À l’aube des années 80, le cinéma hongkongais se réinvente et impose devant le monde entier un savoir-faire n’appartenant qu’à lui, auxquelles s’ajoutent des spécificités techniques et thématiques indéniables. Si les réalisateurs issus de la Nouvelle Vague (Alex Cheung, Tsui Hark, Ann Hui, Patrick Tam…), s’illustrant essentiellement dans le polar et le drame (mais aussi le wu xia pian, le film de sabre chinois), s’affranchissent des grands studios (Shaw Brothers, Golden Harvest…), proposant un cinéma formellement avant-gardiste et davantage en prise avec les préoccupations sociales et politiques du public, un autre courant va dans le même temps revivifier et remodeler le cinéma martial – qu’il s’agisse des genres appréhendés ou de la mise en scène et la chorégraphie des combats – le plus souvent accompagnées des grandes firmes de l’industrie. Cette nouvelle génération de l’actionner made in HK provient principalement des promotions des différentes écoles d’Opéra pékinois et cantonais (Jackie Chan, Yuen Woo Ping, Ching Siu Tung, Corey Yuen…) et ont tous en commun un parcours dans l’industrie assez similaire: formés très jeunes aux arts martiaux et à l’acrobatie, ils occuperont toutes les fonctions possibles sur un plateau (doublures, cascadeurs, acteurs, chorégraphes, assistant réalisateurs…) avant de passer eux-mêmes derrière la caméra. Parmi ces derniers, l’un tout particulièrement acquiert une stature proéminente pour la suite des événements, représentant à lui seul cette nouvelle manière de concevoir l’action et le divertissement et étant, le plus souvent, à l’origine des grandes évolutions et innovations de la période: Sammo Hung Kam-bo.
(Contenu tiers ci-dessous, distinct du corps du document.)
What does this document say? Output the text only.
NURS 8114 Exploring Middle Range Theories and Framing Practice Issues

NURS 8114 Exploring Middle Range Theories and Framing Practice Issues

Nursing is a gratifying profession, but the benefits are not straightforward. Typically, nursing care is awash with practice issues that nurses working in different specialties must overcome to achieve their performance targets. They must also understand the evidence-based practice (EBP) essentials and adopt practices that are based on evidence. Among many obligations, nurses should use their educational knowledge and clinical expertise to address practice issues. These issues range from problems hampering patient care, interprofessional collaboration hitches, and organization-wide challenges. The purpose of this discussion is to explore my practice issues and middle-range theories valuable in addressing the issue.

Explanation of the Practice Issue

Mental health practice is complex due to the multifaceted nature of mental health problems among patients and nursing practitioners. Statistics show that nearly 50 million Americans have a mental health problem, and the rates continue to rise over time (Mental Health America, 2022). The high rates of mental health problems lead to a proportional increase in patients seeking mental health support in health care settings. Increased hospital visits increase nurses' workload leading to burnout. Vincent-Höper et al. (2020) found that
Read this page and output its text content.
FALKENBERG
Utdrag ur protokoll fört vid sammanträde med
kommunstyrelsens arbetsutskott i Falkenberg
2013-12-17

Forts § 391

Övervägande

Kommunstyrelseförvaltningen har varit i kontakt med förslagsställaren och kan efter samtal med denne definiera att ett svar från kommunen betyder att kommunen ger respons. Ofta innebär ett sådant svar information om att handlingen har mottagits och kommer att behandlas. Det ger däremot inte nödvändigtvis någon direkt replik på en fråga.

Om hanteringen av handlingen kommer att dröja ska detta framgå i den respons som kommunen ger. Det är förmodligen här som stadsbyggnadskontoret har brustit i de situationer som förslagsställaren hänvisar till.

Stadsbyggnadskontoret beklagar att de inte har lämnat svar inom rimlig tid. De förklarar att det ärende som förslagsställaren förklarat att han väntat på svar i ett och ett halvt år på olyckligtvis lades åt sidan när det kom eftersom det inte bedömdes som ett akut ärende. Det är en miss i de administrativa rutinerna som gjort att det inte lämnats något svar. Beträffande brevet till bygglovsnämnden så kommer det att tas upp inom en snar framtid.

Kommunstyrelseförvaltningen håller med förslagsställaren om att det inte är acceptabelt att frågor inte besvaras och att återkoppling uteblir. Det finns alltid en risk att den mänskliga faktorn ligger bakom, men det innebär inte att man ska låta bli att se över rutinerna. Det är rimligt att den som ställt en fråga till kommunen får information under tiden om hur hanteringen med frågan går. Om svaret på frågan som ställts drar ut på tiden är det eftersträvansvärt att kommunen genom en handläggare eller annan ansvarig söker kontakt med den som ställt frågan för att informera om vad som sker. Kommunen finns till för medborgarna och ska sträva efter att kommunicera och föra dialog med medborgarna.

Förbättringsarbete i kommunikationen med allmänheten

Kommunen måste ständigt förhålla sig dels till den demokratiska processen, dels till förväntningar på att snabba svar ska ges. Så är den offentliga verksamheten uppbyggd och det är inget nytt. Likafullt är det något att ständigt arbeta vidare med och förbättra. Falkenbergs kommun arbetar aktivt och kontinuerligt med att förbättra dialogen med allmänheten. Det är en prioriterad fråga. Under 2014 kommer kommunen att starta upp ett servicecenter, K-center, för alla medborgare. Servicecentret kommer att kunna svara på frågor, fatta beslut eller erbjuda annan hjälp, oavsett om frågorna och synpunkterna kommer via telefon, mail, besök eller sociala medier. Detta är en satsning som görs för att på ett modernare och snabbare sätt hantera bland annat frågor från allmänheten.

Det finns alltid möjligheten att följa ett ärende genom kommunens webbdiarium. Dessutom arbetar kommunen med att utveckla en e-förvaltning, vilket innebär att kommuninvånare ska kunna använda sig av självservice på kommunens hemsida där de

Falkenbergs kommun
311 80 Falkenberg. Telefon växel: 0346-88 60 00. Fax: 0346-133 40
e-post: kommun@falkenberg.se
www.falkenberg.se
Aîné de cette génération, l’homme est en effet derrière l’invention de tous les grands genres emblématiques du cinéma hongkongais de la période mais aussi du renouveau de ses approches chorégraphiques. Acteur, chorégraphe, scénariste, réalisateur ou producteur, Sammo Hung a enfilé tous les costumes, le plus souvent pour le meilleur. Retour le parcours et la carrière d’un géant sans qui le cinéma ne serait pas ce qu’il est.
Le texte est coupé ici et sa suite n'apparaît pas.